Aha! There it is! Did you see it in the last sentence? One of the main culprits for this serious learning disability?
“What time is it?”
“I don’t know, I don’t have my phone.”
Can you imagine how stupid that conversation would have sounded even 20 years ago?
“I didn’t ask you for your phone. Why would you have your phone anyway? Isn’t it attached to your house? Why do you need your phone to know what time it is?”
Years ago the smart-aleck response to “What time is it?” was “Time for you to get a watch!”
Can you imagine “time for you to get a phone” instead?

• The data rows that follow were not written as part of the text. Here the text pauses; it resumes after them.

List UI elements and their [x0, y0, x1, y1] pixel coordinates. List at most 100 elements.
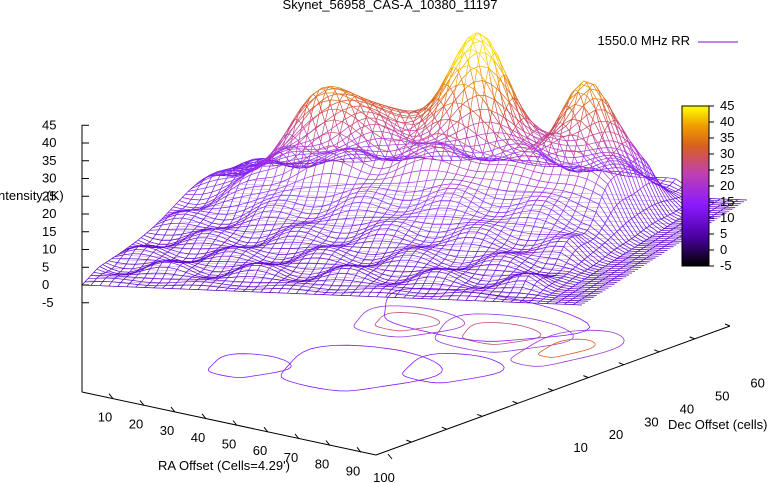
mesh-segment — [375, 220, 380, 225]
mesh-segment — [161, 220, 165, 226]
mesh-segment — [345, 91, 355, 97]
mesh-segment — [497, 180, 502, 190]
mesh-segment — [375, 106, 379, 112]
mesh-segment — [306, 149, 311, 152]
mesh-segment — [435, 251, 439, 256]
mesh-segment — [235, 173, 239, 178]
mesh-segment — [533, 171, 543, 174]
mesh-segment — [551, 264, 556, 270]
mesh-segment — [244, 202, 249, 210]
mesh-segment — [256, 160, 266, 168]
mesh-segment — [447, 254, 457, 258]
mesh-segment — [375, 191, 385, 196]
mesh-segment — [512, 209, 517, 215]
mesh-segment — [530, 178, 540, 182]
mesh-segment — [378, 187, 388, 190]
mesh-segment — [520, 106, 531, 121]
mesh-segment — [669, 214, 680, 220]
mesh-segment — [491, 226, 502, 232]
mesh-segment — [340, 210, 350, 214]
mesh-segment — [426, 248, 430, 252]
mesh-segment — [247, 161, 257, 164]
mesh-segment — [182, 247, 192, 250]
mesh-segment — [482, 122, 486, 134]
mesh-segment — [619, 225, 623, 230]
mesh-segment — [371, 131, 376, 140]
mesh-segment — [321, 151, 331, 154]
mesh-segment — [598, 244, 603, 248]
mesh-segment — [441, 258, 445, 264]
mesh-segment — [292, 202, 296, 210]
mesh-segment — [533, 240, 538, 246]
mesh-segment — [477, 258, 487, 263]
mesh-segment — [634, 158, 638, 161]
mesh-segment — [188, 203, 198, 206]
mesh-segment — [580, 96, 585, 106]
mesh-segment — [419, 103, 430, 111]
mesh-segment — [446, 85, 457, 93]
mesh-segment — [372, 224, 383, 228]
mesh-segment — [429, 257, 434, 262]
mesh-segment — [459, 202, 469, 208]
mesh-segment — [462, 237, 466, 244]
mesh-segment — [595, 152, 606, 166]
mesh-segment — [527, 134, 531, 138]
mesh-segment — [149, 245, 160, 249]
mesh-segment — [476, 163, 481, 172]
mesh-segment — [184, 203, 189, 207]
mesh-segment — [164, 246, 174, 248]
mesh-segment — [387, 111, 391, 119]
mesh-segment — [636, 158, 647, 185]
mesh-segment — [399, 131, 403, 141]
mesh-segment — [581, 272, 591, 276]
mesh-segment — [535, 129, 546, 136]
mesh-segment — [634, 190, 638, 194]
mesh-segment — [509, 203, 519, 207]
mesh-segment — [196, 184, 201, 190]
mesh-segment — [250, 217, 260, 221]
mesh-segment — [453, 179, 463, 181]
mesh-segment — [357, 100, 367, 104]
mesh-segment — [628, 165, 638, 192]
mesh-segment — [452, 209, 457, 218]
mesh-segment — [283, 168, 293, 175]
mesh-segment — [185, 233, 195, 239]
mesh-segment — [185, 211, 189, 215]
mesh-segment — [613, 149, 617, 154]
mesh-segment — [506, 235, 511, 241]
mesh-segment — [369, 197, 374, 204]
mesh-segment — [393, 211, 397, 216]
mesh-segment — [446, 68, 457, 85]
mesh-segment — [455, 138, 466, 145]
mesh-segment — [494, 212, 499, 218]
mesh-segment — [383, 110, 388, 117]
mesh-segment — [388, 253, 398, 259]
mesh-segment — [297, 158, 302, 164]
floor-grid-line — [187, 217, 688, 239]
mesh-segment — [506, 222, 516, 225]
mesh-segment — [495, 253, 499, 257]
mesh-segment — [294, 165, 304, 168]
mesh-segment — [533, 242, 543, 246]
mesh-segment — [518, 251, 528, 253]
mesh-segment — [211, 185, 216, 193]
mesh-segment — [390, 176, 394, 184]
mesh-segment — [407, 153, 417, 159]
mesh-segment — [146, 230, 151, 234]
mesh-segment — [503, 107, 507, 117]
mesh-segment — [610, 156, 620, 174]
mesh-segment — [247, 174, 252, 182]
mesh-segment — [590, 251, 594, 255]
mesh-segment — [521, 117, 525, 121]
mesh-segment — [432, 158, 442, 161]
mesh-segment — [327, 173, 332, 187]
mesh-segment — [126, 249, 136, 252]
mesh-segment — [345, 138, 350, 151]
mesh-segment — [654, 183, 665, 202]
mesh-segment — [660, 218, 671, 226]
mesh-segment — [298, 167, 308, 174]
mesh-segment — [286, 181, 296, 187]
mesh-segment — [450, 265, 460, 268]
mesh-segment — [586, 168, 596, 172]
mesh-segment — [565, 199, 570, 206]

A short while ago I filled in some silly three or four question survey online after visiting a testing-materials website. The “reward” for completing the survey was the choice of one of three “gifts” that would be sent in appreciation. I figured it would be something like a two-day supply of blemish cream or a mechanical pencil, but surprisingly, one of the choices was a wristwatch. Really.
I instantly thought of the joy on our daughter’s face this past Christmas as she opened a small box containing a beautiful watch given to her by her husband. She had spoken of how she missed wearing one, and she had admired one just like the one she now held.
I chose the watch as my gift, filled in all the address information and closed the page. Probably really cheap, but for nothing? Why not?
After returning from a week’s vacation, helpmate alerted me to the fact that I had received a box in the mail, probably a part for a waffle iron or my truck, or maybe mandolin strings.
“No, I think it could be a wristwatch.”
It was. It is. It’s not really cheap, it has a gold and chrome band and it came in a nice box. I took it to a jeweler to have the band adjusted. I’m wearing it now, and I really like it. The numbers are large enough so that I can read it easily, it has a second hand that moves 60 times per minute, and a stem that I can actually use to set the time without using any tools but my fingers.
On the mantel over the fireplace there’s a little plastic-domed case in which hangs a gold pocket watch that has been in my family for maybe four or five generations. The craftsmanship is exquisite, an example of the finest watchmaker’s art from the early 20th century. This is how people told time then:
“My good sir, could I kindly impose as to request the present hour?”
With a nod and a polite smile, the man would reach into a pocket in his vest specifically designed for the purpose, produce a watch on a chain, pop open the cover and say, “Why certainly, it is just 15 minutes past the hour of two.” After which, with a slight flourish, he would return the timepiece to its place. I know this is true because that’s how they do it on Downton Abbey.
You know why wristwatches were invented? To save people from the inconvenience of having to produce a watch from their pocket. Where do most people go today to get the time if you ask them? They pull their cell phone from their pocket.
Recently I turned in my smartphone for a dumb phone, just a standard flip phone, which lasts for days without charging instead of mere hours, can be dropped from three feet on to the pavement without serious damage, costs half the amount per month to use, and most happily gives me an excuse to engage in real conversation instead of burying my face in the phone checking every minute for messages, mail, alerts, directions, or all manner of esoterica available at the point of a finger.
So now, I can see what time it is … without wasting any of it!